前検入りする寺田千恵(左)と田口節子
前検入りする寺田千恵(左)と田口節子

◆プレミアムG1第27回マスターズチャンピオン(20日・ボートレース宮島・前検日)

 シリーズを盛り上げるのは、岡山支部の女子レーサー2人だ。9年連続9度目の出場となる寺田千恵(57)は3月に通算2400勝を達成。しかし、今大会は過去8度の出場で予選突破が一度もない。引き当てたエンジンは2連対率25・9%の14号機。「普通かな。

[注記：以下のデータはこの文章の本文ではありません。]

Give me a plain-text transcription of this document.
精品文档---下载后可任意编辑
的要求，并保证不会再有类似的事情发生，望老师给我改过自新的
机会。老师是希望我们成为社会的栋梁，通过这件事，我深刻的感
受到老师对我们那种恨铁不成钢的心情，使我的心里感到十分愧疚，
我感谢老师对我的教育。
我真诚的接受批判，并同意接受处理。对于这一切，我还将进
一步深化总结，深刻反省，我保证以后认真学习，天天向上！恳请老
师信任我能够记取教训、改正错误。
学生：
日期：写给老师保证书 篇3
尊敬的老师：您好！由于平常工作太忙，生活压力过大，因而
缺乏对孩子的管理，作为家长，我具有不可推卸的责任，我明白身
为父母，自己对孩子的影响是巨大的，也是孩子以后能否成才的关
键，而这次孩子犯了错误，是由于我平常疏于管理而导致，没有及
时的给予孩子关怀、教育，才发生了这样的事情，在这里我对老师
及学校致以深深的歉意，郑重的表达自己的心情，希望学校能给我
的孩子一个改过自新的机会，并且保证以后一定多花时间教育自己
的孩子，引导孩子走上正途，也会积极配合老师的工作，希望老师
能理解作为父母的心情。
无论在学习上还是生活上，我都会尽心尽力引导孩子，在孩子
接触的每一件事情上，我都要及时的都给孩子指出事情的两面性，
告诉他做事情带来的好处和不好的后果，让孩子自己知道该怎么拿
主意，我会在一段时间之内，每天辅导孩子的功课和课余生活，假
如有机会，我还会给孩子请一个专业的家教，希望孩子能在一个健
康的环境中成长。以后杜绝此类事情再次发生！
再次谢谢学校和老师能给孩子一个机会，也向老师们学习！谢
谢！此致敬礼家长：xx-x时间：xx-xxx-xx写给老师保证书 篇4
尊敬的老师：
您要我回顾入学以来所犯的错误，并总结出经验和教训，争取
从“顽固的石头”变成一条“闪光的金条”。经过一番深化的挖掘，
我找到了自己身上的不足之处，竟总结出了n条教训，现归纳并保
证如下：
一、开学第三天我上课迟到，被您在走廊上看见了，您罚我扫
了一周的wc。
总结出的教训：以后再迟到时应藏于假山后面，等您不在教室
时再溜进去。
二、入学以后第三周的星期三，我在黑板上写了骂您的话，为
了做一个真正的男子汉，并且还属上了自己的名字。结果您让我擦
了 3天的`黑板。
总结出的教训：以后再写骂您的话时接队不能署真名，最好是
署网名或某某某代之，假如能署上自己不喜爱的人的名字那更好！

スタートは少し速い感じがしたけど、下がる感じではなかったですよ」と前を向いた。

 今やボートレース人気の大きな一翼を担うようになった女子選手。かつては技量不足などの面が強調され、不遇の時代もあった。それでも、長く先頭で引っ張ってきたレジェンドは「女子2人っていうのは全然意識しないですよ。男の選手が多いのも慣れましたし」と笑顔を貫く。女子選手の“代表”として、悲願の予選突破へ「色々点検しながらやっていきます」と誓いを立てた。

 今年1月に45歳となった田口節子はマスターズチャンピオン初出場。21、22年のクイーンズクライマックス連覇を含め、オール女子戦で4度のG1制覇実績を誇る。前検日はバタバタした様子で「時間がなく片面だけしかペラを叩けなかったので重かったです」と威勢は良くないが、「まだ明日(21日)は初日ですよね。初めてのマスターズとか意識せずに頑張ります」と気合を入れ直した。男子選手顔負けの自在ハンドルで、新たな旋風を巻き起こす。